Jakarta, JurnalBabel.com – Anggota Komisi IV DPR Fraksi Partai Demokrat, Bambang Purwanto, mempertanyakan peran Bulog dalam mengimplementasikan perintah dan kebijakan Presiden RI Prabowo Subianto untuk membeli harga gabah kering panen (GKP) dari petani sesuai Harga Pembelian Pemerintah (HPP) sebesar Rp6.500/kg.
Hal tersebut disampaikan Bambang merespons kabar pembelian harga GKP para petani yang ada di Kabupaten Pulpis dan Kapuas Kalimantan Tengah (Kalteng).
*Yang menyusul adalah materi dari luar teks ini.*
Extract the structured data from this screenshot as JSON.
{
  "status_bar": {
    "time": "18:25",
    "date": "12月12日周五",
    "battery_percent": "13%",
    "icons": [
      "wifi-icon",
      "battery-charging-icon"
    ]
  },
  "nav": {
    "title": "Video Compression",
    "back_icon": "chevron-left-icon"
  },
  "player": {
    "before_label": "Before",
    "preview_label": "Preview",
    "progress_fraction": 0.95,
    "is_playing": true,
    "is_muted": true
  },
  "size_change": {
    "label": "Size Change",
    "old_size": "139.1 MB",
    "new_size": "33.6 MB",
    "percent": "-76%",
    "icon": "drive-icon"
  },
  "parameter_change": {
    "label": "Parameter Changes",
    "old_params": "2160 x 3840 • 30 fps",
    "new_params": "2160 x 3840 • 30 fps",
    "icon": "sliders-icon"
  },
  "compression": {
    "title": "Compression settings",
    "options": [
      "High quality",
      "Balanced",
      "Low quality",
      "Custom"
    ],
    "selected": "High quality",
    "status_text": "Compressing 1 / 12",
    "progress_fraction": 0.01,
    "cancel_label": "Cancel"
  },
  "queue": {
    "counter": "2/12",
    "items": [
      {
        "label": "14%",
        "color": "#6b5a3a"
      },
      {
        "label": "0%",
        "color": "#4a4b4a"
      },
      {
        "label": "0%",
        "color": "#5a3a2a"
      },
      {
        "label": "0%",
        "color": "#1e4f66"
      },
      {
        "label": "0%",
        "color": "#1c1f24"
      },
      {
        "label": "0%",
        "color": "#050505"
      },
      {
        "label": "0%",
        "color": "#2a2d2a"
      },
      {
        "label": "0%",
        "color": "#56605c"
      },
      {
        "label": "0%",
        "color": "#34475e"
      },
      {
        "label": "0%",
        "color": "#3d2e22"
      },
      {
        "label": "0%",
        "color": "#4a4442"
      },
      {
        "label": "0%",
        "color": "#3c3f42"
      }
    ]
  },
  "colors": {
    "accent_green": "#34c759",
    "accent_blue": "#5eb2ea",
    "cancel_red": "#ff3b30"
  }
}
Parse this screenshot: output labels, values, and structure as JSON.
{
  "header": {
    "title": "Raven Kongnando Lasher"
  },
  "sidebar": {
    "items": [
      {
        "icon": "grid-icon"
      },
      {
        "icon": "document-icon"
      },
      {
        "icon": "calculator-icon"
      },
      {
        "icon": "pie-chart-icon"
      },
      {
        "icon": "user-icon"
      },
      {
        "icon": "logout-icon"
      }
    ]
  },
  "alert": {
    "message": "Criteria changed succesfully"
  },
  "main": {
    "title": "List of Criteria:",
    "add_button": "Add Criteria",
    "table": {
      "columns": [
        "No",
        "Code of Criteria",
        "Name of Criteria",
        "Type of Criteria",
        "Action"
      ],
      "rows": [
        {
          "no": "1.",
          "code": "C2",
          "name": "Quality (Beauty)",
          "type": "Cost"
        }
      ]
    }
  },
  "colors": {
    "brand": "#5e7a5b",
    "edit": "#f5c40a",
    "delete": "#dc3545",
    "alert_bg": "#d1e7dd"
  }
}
Kabarnya, harga gabah kering panen GKP di Kabupaten Pulpis dan Kapuas Kalimantan Tengah (Kalteng) tak sesuai dengan yang ditetapkan pemerintah.
“Lantas kemana Bulog di saat petani panen kok tidak ada gerakan turun untuk menampung gabah petani sesuai perintah Presiden,” kata Bambang Purwanto kepada wartawan, Senin (17/2/2025).
Ia mengungkapkan, harga GKP di Kabupaten Pulpis berbeda-beda. Untuk wilayah Blanti harga GKP di banderol diangka Rp6500/kg Namun, di wilayah Tahai harga GKP hanya dihargai sebesar Rp6.000/kg
“Gegap gempitanya para petani nampaknya masih menjadi angan-angan ketika hari ini sudah mulai panen seperti di Kabupaten Pulpis wilayah Blanti GKP di harga Rp. 6500 tetapi di Tahai Rp. 6000. Selanjutnya di Kabupaten Kapuas wilayah Tamban Catur dan Dadahub di harga Rp. 6000,” katanya.
Lebih lanjut, ia berharap, Kementerian Pertanian atau Kementan RI untuk dapat menangkap peluang dari hasil panen petani di Kabupaten Pulpis dan Kapuas Kalimantan Tengah (Kalteng).
Legislator asal dapil Kalteng ini mengungkapkan, berdasarkan hasil panen disana menunjukan adanya potensi untuk memacu hasil produksi per hektarnya. Artinya, para petani memiliki peluang untuk bisa panen sekitar 9 ton /hektar (ha).
“Hasil panen petani saat ini bervariasi, kisaran 3,5 – 9 ton / ha, berdasarkan hasil panen ini menunjukan adanya potensi untuk memacu hasil produksi per ha nya, artinya ada peluang bisa panen 9 ton / ha,” ungkapnya.
Bambang menuturkan, selain membuka sawah baru Kementerian Pertanian seharusnya dapat memacu produksi tiap hektar sawah petani melalui bimbingan teknis atau bimtek.
Ia menegaskan, melalui bimtek para petani nantinya akan memahami bagaimana cara memacu produksi pada yang optimal melalui pemilihan benih berkualitas dan cocok.
“Kementan semestinya menangkap peluang ini selain membuka sawah baru juga memacu produksi tiap ha sawah petani melalui bimtek agar petani memahami bagaimana memacu produksi padi secara optimal mulai pemilihan benih yang berkualitas dan cocok, pengolahan lahan yang baik serta perlakuan tanaman yang sesuai dengan karakter benih seperti contoh petani di Tahai yang mampu produksi 9 – 10 ton / ha,” pungkasnya.